LAWS(APH)-2000-2-39

G VENKATA RAO Vs. N BALA KOTESWARA RAO

Decided On February 14, 2000
G.VENKATA RAO Appellant
V/S
NALLAMOLU BALA KOTESWARA RAO Respondents

JUDGEMENT

(1.) The petitioner, plaintiff in O.S.No. 5/99 on the file of the Principal Junior Civil Judge, Chirala, has filed this revision petition questioning the orders passed by the trial Court in I.A.No. 596/99, wherein the request of the petitioner to cancel the marking of documents Ex. R-l to R-4 on 19-3-1999 on behalf of the defendant in the suit after the case was adjourned to 22-3-1999 at the request of the petitioner, was negatived on the ground that the documents are public documents and hence no prejudice is caused to the petitioner herein.

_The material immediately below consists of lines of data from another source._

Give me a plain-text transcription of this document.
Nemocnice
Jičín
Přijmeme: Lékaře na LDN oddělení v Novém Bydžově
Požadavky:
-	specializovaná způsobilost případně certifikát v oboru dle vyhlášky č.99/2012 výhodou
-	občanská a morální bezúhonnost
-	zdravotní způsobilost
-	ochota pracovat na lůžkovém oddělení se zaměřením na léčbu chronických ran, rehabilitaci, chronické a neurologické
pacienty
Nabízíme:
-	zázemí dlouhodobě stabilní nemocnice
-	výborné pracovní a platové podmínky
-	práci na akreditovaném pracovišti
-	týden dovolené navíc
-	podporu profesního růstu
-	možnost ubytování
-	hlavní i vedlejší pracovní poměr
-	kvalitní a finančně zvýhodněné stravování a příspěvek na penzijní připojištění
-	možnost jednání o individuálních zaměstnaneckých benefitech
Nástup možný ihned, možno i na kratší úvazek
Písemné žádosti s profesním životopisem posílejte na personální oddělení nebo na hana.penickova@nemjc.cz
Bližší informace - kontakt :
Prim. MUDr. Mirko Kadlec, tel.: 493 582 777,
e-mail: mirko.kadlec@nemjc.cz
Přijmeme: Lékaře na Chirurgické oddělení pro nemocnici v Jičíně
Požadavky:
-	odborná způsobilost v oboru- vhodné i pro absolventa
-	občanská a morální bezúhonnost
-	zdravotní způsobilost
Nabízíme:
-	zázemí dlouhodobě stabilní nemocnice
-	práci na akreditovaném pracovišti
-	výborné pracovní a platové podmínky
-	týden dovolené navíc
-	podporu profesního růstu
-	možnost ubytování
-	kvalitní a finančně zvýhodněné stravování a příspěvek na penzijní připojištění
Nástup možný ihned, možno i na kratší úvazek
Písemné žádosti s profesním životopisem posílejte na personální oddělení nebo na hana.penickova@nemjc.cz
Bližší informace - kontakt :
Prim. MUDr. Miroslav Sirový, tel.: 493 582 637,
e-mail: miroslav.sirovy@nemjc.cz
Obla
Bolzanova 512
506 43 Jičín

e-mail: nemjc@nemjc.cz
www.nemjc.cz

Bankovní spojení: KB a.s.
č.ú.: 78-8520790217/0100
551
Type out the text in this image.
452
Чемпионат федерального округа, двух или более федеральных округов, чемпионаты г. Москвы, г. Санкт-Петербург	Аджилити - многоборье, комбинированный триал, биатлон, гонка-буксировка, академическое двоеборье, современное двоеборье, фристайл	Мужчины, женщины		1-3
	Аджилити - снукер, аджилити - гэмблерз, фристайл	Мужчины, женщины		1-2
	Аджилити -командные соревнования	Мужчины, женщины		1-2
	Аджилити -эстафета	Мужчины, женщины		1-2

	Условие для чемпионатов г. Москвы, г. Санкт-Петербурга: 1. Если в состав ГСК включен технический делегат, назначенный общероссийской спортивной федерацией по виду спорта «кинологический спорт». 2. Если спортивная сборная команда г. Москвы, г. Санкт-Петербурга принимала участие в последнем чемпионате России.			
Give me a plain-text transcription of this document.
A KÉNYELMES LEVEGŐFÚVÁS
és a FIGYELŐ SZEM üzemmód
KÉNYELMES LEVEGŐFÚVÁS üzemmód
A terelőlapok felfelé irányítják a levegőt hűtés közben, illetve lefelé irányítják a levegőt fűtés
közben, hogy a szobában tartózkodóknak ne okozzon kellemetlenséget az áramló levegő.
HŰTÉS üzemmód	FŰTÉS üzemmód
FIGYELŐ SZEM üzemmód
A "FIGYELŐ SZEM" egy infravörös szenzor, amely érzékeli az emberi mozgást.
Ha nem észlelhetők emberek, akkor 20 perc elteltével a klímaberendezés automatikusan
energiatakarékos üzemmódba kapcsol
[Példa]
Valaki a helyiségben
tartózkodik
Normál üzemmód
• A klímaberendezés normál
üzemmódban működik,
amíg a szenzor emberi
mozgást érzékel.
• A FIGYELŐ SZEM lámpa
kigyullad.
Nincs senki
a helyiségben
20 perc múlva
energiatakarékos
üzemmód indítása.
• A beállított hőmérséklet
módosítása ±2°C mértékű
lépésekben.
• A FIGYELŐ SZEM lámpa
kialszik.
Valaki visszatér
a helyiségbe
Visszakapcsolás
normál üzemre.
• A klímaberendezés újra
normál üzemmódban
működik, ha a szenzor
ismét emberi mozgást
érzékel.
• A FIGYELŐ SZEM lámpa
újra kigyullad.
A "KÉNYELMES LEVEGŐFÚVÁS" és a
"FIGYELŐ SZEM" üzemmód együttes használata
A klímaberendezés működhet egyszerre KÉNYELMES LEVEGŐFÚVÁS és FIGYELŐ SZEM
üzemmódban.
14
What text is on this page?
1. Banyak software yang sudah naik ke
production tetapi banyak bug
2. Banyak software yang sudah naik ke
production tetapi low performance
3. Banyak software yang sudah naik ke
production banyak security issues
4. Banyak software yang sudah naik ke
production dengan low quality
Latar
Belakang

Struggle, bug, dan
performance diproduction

(2.) The facts are not in dispute in this case. The petitioner filed O.S.No. 5/99 against the respondents seeking a permanent injunction restraining them from interfering with his possession and enjoyment over the suit schedule land and also filed I.A.No. 596/99 seeking temporary injunction. Initially the Court seemed to have granted temporary injunction. After the respondents entered their appearance and filed their counter, on the fateful day i.e., on 19-3-1999, the petitioner's Counsel requested for adjournment to 22-3-1999. The docket order of the Court on that day is as under:

(3.) As per Order IX Rule 8 of CPC, if the plaintiff does not appear when the suit is called on for hearing and when the defendant appears, the Court shall make an order that the suit be dismissed unless the defendant admits the claim or part thereof, in which case, the Court shall pass a decree against the defendant upon such admission and, where part only of the claim has been admitted, shall dismiss the suit so far as it relates to the remainder. In other words, the course open to the Court, if the Court is not willing to accede to the request of the Counsel for the petitioner is that it has to dismiss the suit for default and the other limb of Order IX Rule 8 would not come into play as the defendant has not admitted either whole or part of the claim of the petitioner. But surprisingly, having acceded to the request of the petitioner's Counsel, the Court below erred in hearing the arguments of the respondents and marking the documents in his absence. The order of the Court below also clearly reveals that the documents that were marked on behalf of the respondents i.e., Exs. R-l to R-4 were not even served on the Counsel for the petitioner before they were marked. Hence, the procedure followed by the Court below on 19-3-1999 is wholly erroneous and unsustainable in law. When an application is filed to cancel the marking of the documents, the observation made by the Court below that as the documents being marked are public documents, no prejudice is caused to the defendants (sic. plaintiff), is erroneous for it is not proper to come to any conclusion at this stage without hearing the petitioner's Counsel. The further action of the Court below in dismissing of the application shows the ignorance of law of the Presiding Officer on the aspect. Hence, I am left with no other alternative except to set aside the impugned order of the Court below. The trial Court shall dispose of the injunction petition in accordance with law within 2 weeks from the date of receipt of a copy of this order by giving the petitioner an opportunity to lead evidence in support of his case in the first instance and then only hearing the Counsel for the respondents.